Essays, Memoir/Autobiography, Nonfiction, Travel

Bourdain Day

I first learned who Anthony Bourdain was when I was in college in 2012 and took a seminar on Food Culture. We would watch episodes of his show No Reservations and I pretty much instantly fell in love with everything about him and the show.

Watching Tony travel the world, try new foods, integrate himself into the local communities, and work to show that there are far more similarities than differences between people around the world seemed like the ideal lifestyle. As a broke college kid, I was envious of how much travel he got to do, and I would escape whatever was going on in my life by watching his shows. Anytime I visited my sister, and we were trying to find something on the TV to watch we would invariably choose one of Tony’s shows as we could always agree on that.

When my sister visited me in London a week and a half after Tony’s death, it was a copy of Kitchen Confidential that she bought in the one of the many bookshops to which we went. As the pandemic raged and I found myself working from home, I would turn on the familiar comfort of Tony and watched all the seasons of Parts Unknown. However, I had never read any of Tony’s books until this year. And once I started, I didn’t want to stop.

To parcel them out, I’ve decided to postpone reading more of them so that I can savor them as new experiences for a while longer. But thus far, I have read A Cook’s Tour and then proceeded to read/listen to both Kitchen Confidential and Medium Raw. Sarah’s Bourdain Day post is on her bookstore’s blog today.

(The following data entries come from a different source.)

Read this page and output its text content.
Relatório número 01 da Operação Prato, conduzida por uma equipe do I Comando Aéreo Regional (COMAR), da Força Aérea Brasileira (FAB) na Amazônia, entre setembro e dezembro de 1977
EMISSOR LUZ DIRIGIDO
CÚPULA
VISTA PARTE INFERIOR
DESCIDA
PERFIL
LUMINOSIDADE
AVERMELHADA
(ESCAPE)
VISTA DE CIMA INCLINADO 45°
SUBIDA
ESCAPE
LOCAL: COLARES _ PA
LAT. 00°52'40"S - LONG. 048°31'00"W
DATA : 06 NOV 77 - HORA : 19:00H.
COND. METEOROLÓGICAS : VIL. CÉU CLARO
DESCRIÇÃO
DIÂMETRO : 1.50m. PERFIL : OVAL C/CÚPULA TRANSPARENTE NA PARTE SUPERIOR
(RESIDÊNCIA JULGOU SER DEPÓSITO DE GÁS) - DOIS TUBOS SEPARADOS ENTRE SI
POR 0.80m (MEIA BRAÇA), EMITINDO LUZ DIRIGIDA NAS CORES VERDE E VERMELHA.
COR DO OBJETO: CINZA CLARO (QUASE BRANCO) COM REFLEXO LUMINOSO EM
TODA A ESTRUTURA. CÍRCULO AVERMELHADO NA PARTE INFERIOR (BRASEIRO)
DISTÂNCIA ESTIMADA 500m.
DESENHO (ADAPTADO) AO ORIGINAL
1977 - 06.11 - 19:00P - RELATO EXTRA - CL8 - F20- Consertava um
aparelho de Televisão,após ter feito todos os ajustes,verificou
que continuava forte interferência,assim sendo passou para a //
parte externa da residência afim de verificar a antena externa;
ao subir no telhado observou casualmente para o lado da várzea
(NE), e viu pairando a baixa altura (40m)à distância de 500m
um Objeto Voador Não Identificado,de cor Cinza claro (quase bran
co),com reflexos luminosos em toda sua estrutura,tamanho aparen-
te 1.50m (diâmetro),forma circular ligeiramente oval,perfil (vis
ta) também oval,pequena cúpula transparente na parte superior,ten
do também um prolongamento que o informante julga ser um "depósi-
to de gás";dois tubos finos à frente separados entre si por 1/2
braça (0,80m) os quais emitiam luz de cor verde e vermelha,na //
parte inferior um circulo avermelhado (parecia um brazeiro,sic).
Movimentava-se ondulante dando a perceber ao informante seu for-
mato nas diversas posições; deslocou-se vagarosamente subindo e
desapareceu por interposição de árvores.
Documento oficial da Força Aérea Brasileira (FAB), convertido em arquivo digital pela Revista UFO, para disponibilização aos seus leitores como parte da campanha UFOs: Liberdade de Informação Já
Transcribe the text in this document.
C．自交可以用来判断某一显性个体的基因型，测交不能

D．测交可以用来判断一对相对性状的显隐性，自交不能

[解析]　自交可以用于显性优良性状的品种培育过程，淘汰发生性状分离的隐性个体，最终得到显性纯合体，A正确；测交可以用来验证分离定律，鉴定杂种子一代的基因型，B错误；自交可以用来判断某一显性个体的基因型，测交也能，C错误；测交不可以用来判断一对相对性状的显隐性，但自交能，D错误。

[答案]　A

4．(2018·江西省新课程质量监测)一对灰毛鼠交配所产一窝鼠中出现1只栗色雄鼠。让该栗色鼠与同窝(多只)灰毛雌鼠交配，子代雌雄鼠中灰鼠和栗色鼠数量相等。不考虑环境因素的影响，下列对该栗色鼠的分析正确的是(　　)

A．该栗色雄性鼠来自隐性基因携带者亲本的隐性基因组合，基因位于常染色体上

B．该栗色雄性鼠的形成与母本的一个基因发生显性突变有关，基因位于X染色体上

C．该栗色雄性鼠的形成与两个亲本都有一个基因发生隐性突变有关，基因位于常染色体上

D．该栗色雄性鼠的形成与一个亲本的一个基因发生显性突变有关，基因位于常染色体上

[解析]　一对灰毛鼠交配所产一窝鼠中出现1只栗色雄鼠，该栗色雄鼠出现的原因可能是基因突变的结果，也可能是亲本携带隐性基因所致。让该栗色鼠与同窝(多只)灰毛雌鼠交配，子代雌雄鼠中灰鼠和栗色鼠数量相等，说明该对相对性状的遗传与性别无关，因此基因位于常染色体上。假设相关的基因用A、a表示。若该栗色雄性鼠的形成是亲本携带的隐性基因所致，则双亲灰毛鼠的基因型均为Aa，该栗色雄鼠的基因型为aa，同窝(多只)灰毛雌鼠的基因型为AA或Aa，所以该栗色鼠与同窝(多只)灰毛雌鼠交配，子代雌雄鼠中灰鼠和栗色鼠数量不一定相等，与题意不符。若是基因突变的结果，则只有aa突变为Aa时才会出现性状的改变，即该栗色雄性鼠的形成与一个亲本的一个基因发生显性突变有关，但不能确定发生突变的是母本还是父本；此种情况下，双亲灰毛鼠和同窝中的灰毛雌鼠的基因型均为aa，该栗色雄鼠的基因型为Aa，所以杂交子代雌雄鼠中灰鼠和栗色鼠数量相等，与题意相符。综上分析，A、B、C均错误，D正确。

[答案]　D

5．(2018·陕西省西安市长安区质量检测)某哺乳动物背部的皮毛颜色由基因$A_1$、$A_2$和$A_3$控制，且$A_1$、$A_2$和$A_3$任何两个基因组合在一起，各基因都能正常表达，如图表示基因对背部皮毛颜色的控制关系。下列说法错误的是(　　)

To be honest, I was slightly disappointed by A Cook’s Tour, but I thought that would be the case going into it, as my sister had warned me Tony hadn’t quite hit the mark with this first book of his travels. That’s not to say it wasn’t enjoyable or that I didn’t love hearing about all the places he went on this trip and the people he met along the way. The story of traveling back to France with his brother and realizing that sometimes we have rose-colored glasses on about our past was particularly moving. It just didn’t quite sound like Tony. I’m glad I started with this one though, as it would have been a bit of a letdown had I turned to it after the superior Kitchen Confidential and Medium Raw.

Rating: 7 out of 10 stars

(image links to Sarah’s review)

I wasn’t exactly sure what to expect with Kitchen Confidential. I really only knew Tony as the traveler, not as the chef even though I knew that was where he had started his professional career. I listened to the audiobook of this, which is read by Tony himself, and I absolutely LOVED it. I loved hearing his stories about finding his place in the world of New York City’s culinary circles and all of the assholes he dealt with along the way.

However, one of the things I love most about Tony is that he is fully aware when he’s the one in the wrong and owns it. He doesn’t try to sugarcoat his actions or make excuses for his behavior when he recognizes that he’s the one who screwed up. It’s a lesson everyone can learn I believe, and that simply acknowledging our own mistakes is the first way to moving past them. His unflinching honesty about his experiences as a chef in NYC made for a delectable read, even if Tony has made me never want to eat meat again after learning how it’s been processed. So fair warning, this book might make you into something Tony didn’t really have time for: a vegetarian.

It seemed like an immense privilege to get to listen to this book in Tony’s own voice. Personally, that’s how I would recommend it; to hear it how he meant it to be read with his inflections, talking more quickly to illustrate the speed at which things happen in the kitchen and why suppliers should not call in the middle of a lunch rush, and to also get to hear one more new set of stories from him if you’ve never read it before.

Rating: 9 out of 10 stars

(image links to Sarah’s review)

You would think that after having read A Cook’s TourKitchen Confidential, watching all of Parts Unknown, and the few seasons of No Reservations available for streaming that I would be tired of Tony. Not at all! I went to my indie bookseller sister and asked her to order me a copy of Medium Raw, which I learned was her favorite of all his books. I did a hybrid of reading and listening to this one. I started reading it but didn’t want to miss out on hearing him read it aloud again as I had enjoyed that aspect so much with Kitchen Confidential.

I found this one to be extremely emotional, particularly right near the beginning. Knowing how Tony’s life ended, in the beginning of the book where he talks about dreaming about driving over a cliffside as his first marriage had ended made me cry for the inner demons he had long faced and that he had eventually succumbed to them. You can never truly know what is going on inside another person’s head at any given moment and it’s a stark reminder that just because someone appears okay on the outside, doesn’t mean they are truly okay on the inside.

While that kicks off the book, the rest is more of an amusing set of stories of the people he’s met around the world and the chefs with whom he has either had the pleasure or displeasure of having interacted. I loved hearing the stories of when he met his second wife and they decided to have a kid. The stories from Tony about fatherhood were some of my favorites in the book. Overall, this has been my favorite of Tony’s books thus far and I know it’s also one I will eventually return to and reread when the time is right.